In guter Zusammenarbeit mit der Schulleitung und der Stiftsbibliothek reinigte und pflegte er die Liegenschaft in welcher sich das Klosterschulhaus und die Stiftsbibliothek befinden. Vier Schulleitungen hat er erlebt und drei Stiftsbibliothekare. «Viele hundert flade-Schüler erinnern sich an mich als Finken-Ficarra», erzählt der Hauswart schmunzelnd. Ab und zu, eigentlich selten, habe er schimpfen müssen, wenn die Jungs in der flade mit dreckigen Schuhen statt mit Finken in die Klassenzimmer gingen. Schmutz begleitete Giuseppe Ficarra in drei Jahrzehnten auch durch diverse Bauprojekte. Erst kürzlich wurde der Gewölbekeller der Stiftsbibliothek umgebaut. Das bedeutete viel Mehrarbeit, Dreck und ständige genaue Absprachen mit allen Beteiligten. Der künftige Pensionär war zudem wie sein Bruder Nicolo aktives Mitglied der Interventionsgruppe, die beispielsweise bei einem Brand die Evakuation organisiert und dafür sorgt, dass alle Schüler nach einem ausgeklügelten Konzept in Sicherheit gebracht und deren Präsenz am Sammelplatz überprüft wird. Ebenso wurden sie alarmiert bei einem Einbruchalarm in der Stiftsbibliothek, der Kathedrale oder im Bischofsflügel. «20 Jahre trug ich den Notfall-Pager Tag und Nacht bei mir», erzählt Giuseppe Ficarra. Oft sei er in der Nacht geweckt worden, zum Glück grösstenteils durch Fehlalarme.

Nett und konsequent
Alle drei Hauswarte übernahmen in «ihren» Schulhäusern eine bei den Schulkindern sehr beliebte Aufgabe: sie verkauften in den Morgenpausen «Znüni» und das, ohne dass durch drängeln Chaos ausbrach. Nicolo und Lucia Ficarra waren in den vergangenen 30 Jahren nur einen Steinwurf vom Bruder und Schwager Giuseppe entfernt im Gallusschulhaus für die Reinigung und Pflege der Liegenschaft tätig. Vorher arbeiteten sie vorwiegend im Stiftsbezirk, später vollamtlich in der «Meitle-flade». Nicolo Ficarra erinnert sich an die ersten Wochen. «Ich kam vom Bau und war noch ohne Erfahrung», erzählt er. Er sei sehr froh gewesen um die gute, geduldige Einführung. Schnell fiel im auf: Der Umgangston war deutlich weniger rauh als auf Baustellen.
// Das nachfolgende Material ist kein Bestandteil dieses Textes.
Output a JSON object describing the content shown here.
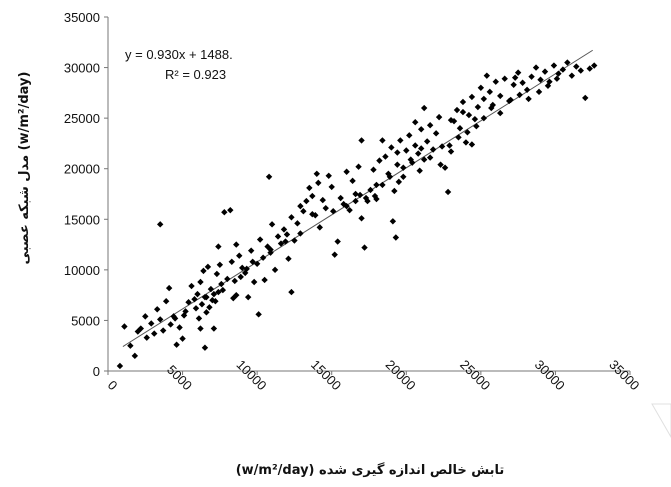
{
  "chart_data": {
    "type": "scatter",
    "title": "",
    "xlabel": "تابش خالص اندازه گیری شده  (w/m²/day)",
    "ylabel": "(w/m²/day)  مدل شبکه عصبی",
    "xlim": [
      0,
      35000
    ],
    "ylim": [
      0,
      35000
    ],
    "xticks": [
      "0",
      "5000",
      "10000",
      "15000",
      "20000",
      "25000",
      "30000",
      "35000"
    ],
    "yticks": [
      "0",
      "5000",
      "10000",
      "15000",
      "20000",
      "25000",
      "30000",
      "35000"
    ],
    "grid": false,
    "legend": "none",
    "trendline": {
      "slope": 0.93,
      "intercept": 1488,
      "x_start": 1000,
      "x_end": 32500,
      "equation_label": "y = 0.930x + 1488.",
      "r2_label": "R² = 0.923"
    },
    "marker_color": "#000000",
    "series": [
      {
        "points": [
          [
            800,
            500
          ],
          [
            1100,
            4400
          ],
          [
            1500,
            2500
          ],
          [
            1800,
            1500
          ],
          [
            2000,
            3900
          ],
          [
            2200,
            4200
          ],
          [
            2500,
            5400
          ],
          [
            2600,
            3300
          ],
          [
            2900,
            4700
          ],
          [
            3100,
            3700
          ],
          [
            3300,
            6100
          ],
          [
            3500,
            5100
          ],
          [
            3700,
            4000
          ],
          [
            3900,
            6900
          ],
          [
            4100,
            8200
          ],
          [
            4200,
            4600
          ],
          [
            4400,
            5400
          ],
          [
            4600,
            2600
          ],
          [
            4800,
            4300
          ],
          [
            5000,
            3200
          ],
          [
            5200,
            5900
          ],
          [
            5400,
            6800
          ],
          [
            5600,
            8400
          ],
          [
            5800,
            7100
          ],
          [
            5900,
            6200
          ],
          [
            6000,
            7600
          ],
          [
            6100,
            5200
          ],
          [
            6200,
            8800
          ],
          [
            6300,
            6600
          ],
          [
            6400,
            9900
          ],
          [
            6500,
            7300
          ],
          [
            6600,
            5800
          ],
          [
            6700,
            10300
          ],
          [
            6800,
            6300
          ],
          [
            6900,
            8100
          ],
          [
            7000,
            7000
          ],
          [
            7100,
            4200
          ],
          [
            7200,
            6900
          ],
          [
            7300,
            9600
          ],
          [
            7400,
            7800
          ],
          [
            7500,
            10500
          ],
          [
            7600,
            8600
          ],
          [
            7800,
            15700
          ],
          [
            8000,
            9100
          ],
          [
            8200,
            15900
          ],
          [
            8300,
            10800
          ],
          [
            8500,
            8900
          ],
          [
            8600,
            7500
          ],
          [
            8800,
            11400
          ],
          [
            9000,
            10200
          ],
          [
            9200,
            9700
          ],
          [
            9400,
            7300
          ],
          [
            9600,
            11900
          ],
          [
            9800,
            8800
          ],
          [
            10000,
            10600
          ],
          [
            10100,
            5600
          ],
          [
            10200,
            13000
          ],
          [
            10400,
            11200
          ],
          [
            10500,
            9000
          ],
          [
            10700,
            12300
          ],
          [
            10800,
            19200
          ],
          [
            10900,
            11700
          ],
          [
            11000,
            14500
          ],
          [
            11200,
            10000
          ],
          [
            11400,
            13300
          ],
          [
            11600,
            12600
          ],
          [
            11800,
            14000
          ],
          [
            12000,
            13500
          ],
          [
            12100,
            11100
          ],
          [
            12300,
            15200
          ],
          [
            12500,
            12900
          ],
          [
            12700,
            14600
          ],
          [
            12900,
            16300
          ],
          [
            13100,
            15800
          ],
          [
            13300,
            16800
          ],
          [
            13500,
            18100
          ],
          [
            13700,
            17300
          ],
          [
            13900,
            15400
          ],
          [
            14100,
            18600
          ],
          [
            14200,
            14200
          ],
          [
            14400,
            16900
          ],
          [
            14600,
            16100
          ],
          [
            14800,
            19300
          ],
          [
            15000,
            18200
          ],
          [
            15200,
            11500
          ],
          [
            15400,
            12800
          ],
          [
            15600,
            17100
          ],
          [
            15800,
            16500
          ],
          [
            16000,
            19700
          ],
          [
            16200,
            15900
          ],
          [
            16400,
            18800
          ],
          [
            16600,
            17500
          ],
          [
            16800,
            20200
          ],
          [
            17000,
            15100
          ],
          [
            17200,
            12200
          ],
          [
            17400,
            16800
          ],
          [
            17600,
            17900
          ],
          [
            17800,
            19900
          ],
          [
            18000,
            17000
          ],
          [
            18200,
            20800
          ],
          [
            18400,
            18400
          ],
          [
            18600,
            21200
          ],
          [
            18800,
            19500
          ],
          [
            19000,
            22100
          ],
          [
            19200,
            17800
          ],
          [
            19400,
            20400
          ],
          [
            19600,
            22800
          ],
          [
            19800,
            19200
          ],
          [
            20000,
            21800
          ],
          [
            20200,
            23300
          ],
          [
            20400,
            20600
          ],
          [
            20600,
            22300
          ],
          [
            20800,
            21500
          ],
          [
            21000,
            23900
          ],
          [
            21200,
            20900
          ],
          [
            21400,
            22700
          ],
          [
            21600,
            24300
          ],
          [
            21800,
            21900
          ],
          [
            22000,
            23500
          ],
          [
            22200,
            25100
          ],
          [
            22400,
            22200
          ],
          [
            22600,
            20100
          ],
          [
            22800,
            17700
          ],
          [
            23000,
            21700
          ],
          [
            23200,
            24700
          ],
          [
            23400,
            25800
          ],
          [
            23600,
            24000
          ],
          [
            23800,
            26600
          ],
          [
            24000,
            22600
          ],
          [
            24200,
            25300
          ],
          [
            24400,
            27100
          ],
          [
            24600,
            24900
          ],
          [
            24800,
            26100
          ],
          [
            25000,
            28000
          ],
          [
            25200,
            26900
          ],
          [
            25400,
            29200
          ],
          [
            25600,
            27600
          ],
          [
            25800,
            26300
          ],
          [
            26000,
            28600
          ],
          [
            26300,
            27200
          ],
          [
            26600,
            28900
          ],
          [
            26900,
            26700
          ],
          [
            27200,
            28300
          ],
          [
            27500,
            29500
          ],
          [
            27800,
            28500
          ],
          [
            28100,
            27800
          ],
          [
            28400,
            29100
          ],
          [
            28700,
            30000
          ],
          [
            29000,
            28800
          ],
          [
            29300,
            29600
          ],
          [
            29600,
            28600
          ],
          [
            29900,
            30200
          ],
          [
            30200,
            29400
          ],
          [
            30500,
            29800
          ],
          [
            30800,
            30500
          ],
          [
            31100,
            29200
          ],
          [
            31400,
            30100
          ],
          [
            31700,
            29700
          ],
          [
            32000,
            27000
          ],
          [
            32300,
            29900
          ],
          [
            32600,
            30200
          ],
          [
            27300,
            29000
          ],
          [
            19100,
            14800
          ],
          [
            19300,
            13200
          ],
          [
            16900,
            17400
          ],
          [
            12300,
            7800
          ],
          [
            8400,
            7200
          ],
          [
            3500,
            14500
          ],
          [
            13700,
            15500
          ],
          [
            14000,
            19500
          ],
          [
            17300,
            17100
          ],
          [
            17900,
            17300
          ],
          [
            17000,
            22800
          ],
          [
            19400,
            21600
          ],
          [
            20600,
            24600
          ],
          [
            21000,
            22000
          ],
          [
            23000,
            24800
          ],
          [
            23800,
            25600
          ],
          [
            18400,
            22800
          ],
          [
            21200,
            26000
          ],
          [
            24400,
            22400
          ],
          [
            19800,
            20100
          ],
          [
            8600,
            12500
          ],
          [
            7400,
            12300
          ],
          [
            6500,
            2300
          ],
          [
            6200,
            4200
          ],
          [
            4500,
            5200
          ],
          [
            5100,
            5500
          ],
          [
            6600,
            7300
          ],
          [
            7100,
            7600
          ],
          [
            7700,
            8000
          ],
          [
            8900,
            9300
          ],
          [
            9300,
            10100
          ],
          [
            9700,
            10800
          ],
          [
            10900,
            12000
          ],
          [
            11900,
            12800
          ],
          [
            12900,
            13600
          ],
          [
            15100,
            15800
          ],
          [
            16000,
            16300
          ],
          [
            16600,
            16800
          ],
          [
            18000,
            18400
          ],
          [
            18900,
            19200
          ],
          [
            19500,
            18700
          ],
          [
            20300,
            20900
          ],
          [
            20900,
            19800
          ],
          [
            21600,
            21100
          ],
          [
            22300,
            20400
          ],
          [
            22900,
            22300
          ],
          [
            23500,
            23100
          ],
          [
            24100,
            23600
          ],
          [
            24700,
            24200
          ],
          [
            25200,
            25000
          ],
          [
            25700,
            26000
          ],
          [
            26300,
            25500
          ],
          [
            27000,
            26800
          ],
          [
            27600,
            27300
          ],
          [
            28200,
            26900
          ],
          [
            28900,
            27600
          ],
          [
            29500,
            28200
          ],
          [
            30100,
            28900
          ]
        ]
      }
    ]
  }
}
Ganz ohne Bauerei ging es aber auch in der «Meitle-flade» nicht, diverse Projekte brachten die gewohnten Abläufe jeweils gehörig durcheinander. «Einmal haben wir das ganze Schulhaus von Staub und Dreck befreit, eine Stunde später sah es aufgrund eines durch die Arbeiten entstandenen Loches in einer Decke wieder gleich aus», erinnern sich Ficarras. Heute können sie schmunzeln darüber, damals war es ein Frust. Wie Giuseppe loben auch Nicolo und Lucia Ficarra die Zusammenarbeit mit den Lehrerteams. Auch mit den Schülerinnen hatten sie kaum Probleme, Veränderungen wurden in den 30 Jahren jedoch deutlich. «Etwas weniger Respekt und etwas frechere Kleidung», fasst Nicolo Ficarra zusammen. Er und Lucia hatten stets ein gutes Rezept im Umgang mit den Teenagerinnen: «Möglichst nett sein, aber auch konsequent».

Sport und Reisen
Auch dem Ehepaar bleibt künftig mehr Zeit für die erwachsene Tochter und die erweiterte Familie, den zwei von drei Schwestern der Ficarras leben in der Region. Als Gastarbeiter sind sie alle um 1980 aus Sizilien, respektive aus Lucca, eingereist. Eine Rückkehr nach Italien ist nicht geplant, die Schweiz ist längst Heimat geworden. Nicolo und Lucia Ficarra pflegen einen Schrebergarten. Ficarras sind zudem sportbegeistert: Wandern, Rennvelo fahren, Fitness, Zumba und jeweils am Freitag Salsa-Tanz. Sport hat für Nicolo zudem den positiven Effekt, dass sich seine Rückenprobleme, die ihn in den vergangenen Jahren plagten, stark verbessert haben. «Das war mein Grund, etwas früher in Pension zu gehen», erzählt er. Die Umgebung und die Menschen im Stiftsbezirk werden alle drei vermissen. «Ich gehe nicht so gern, auch wenn ich die neue Freiheit geniessen werde», sagt Lucia Ficarra. Zu seinen Plänen für die Zeit des Ruhestandes meint Giuseppe: «reisen, reisen, reisen, und die Familie». Zudem steht in Sizilien ein eigenes Haus, in dem die Familienangehörigen sicher mehr Zeit als bisher verbringen werden. Ganz verloren gehen sie dem Stiftsbezirk nicht, alle drei leben in St.Gallen und werden ab und zu zur «Kafipause» ins Kloster Bistro kommen. Giuseppe ergänzt sogar: «Ich werde ab und zu aushelfen in den Ferien, darauf freue ich mich schon jetzt».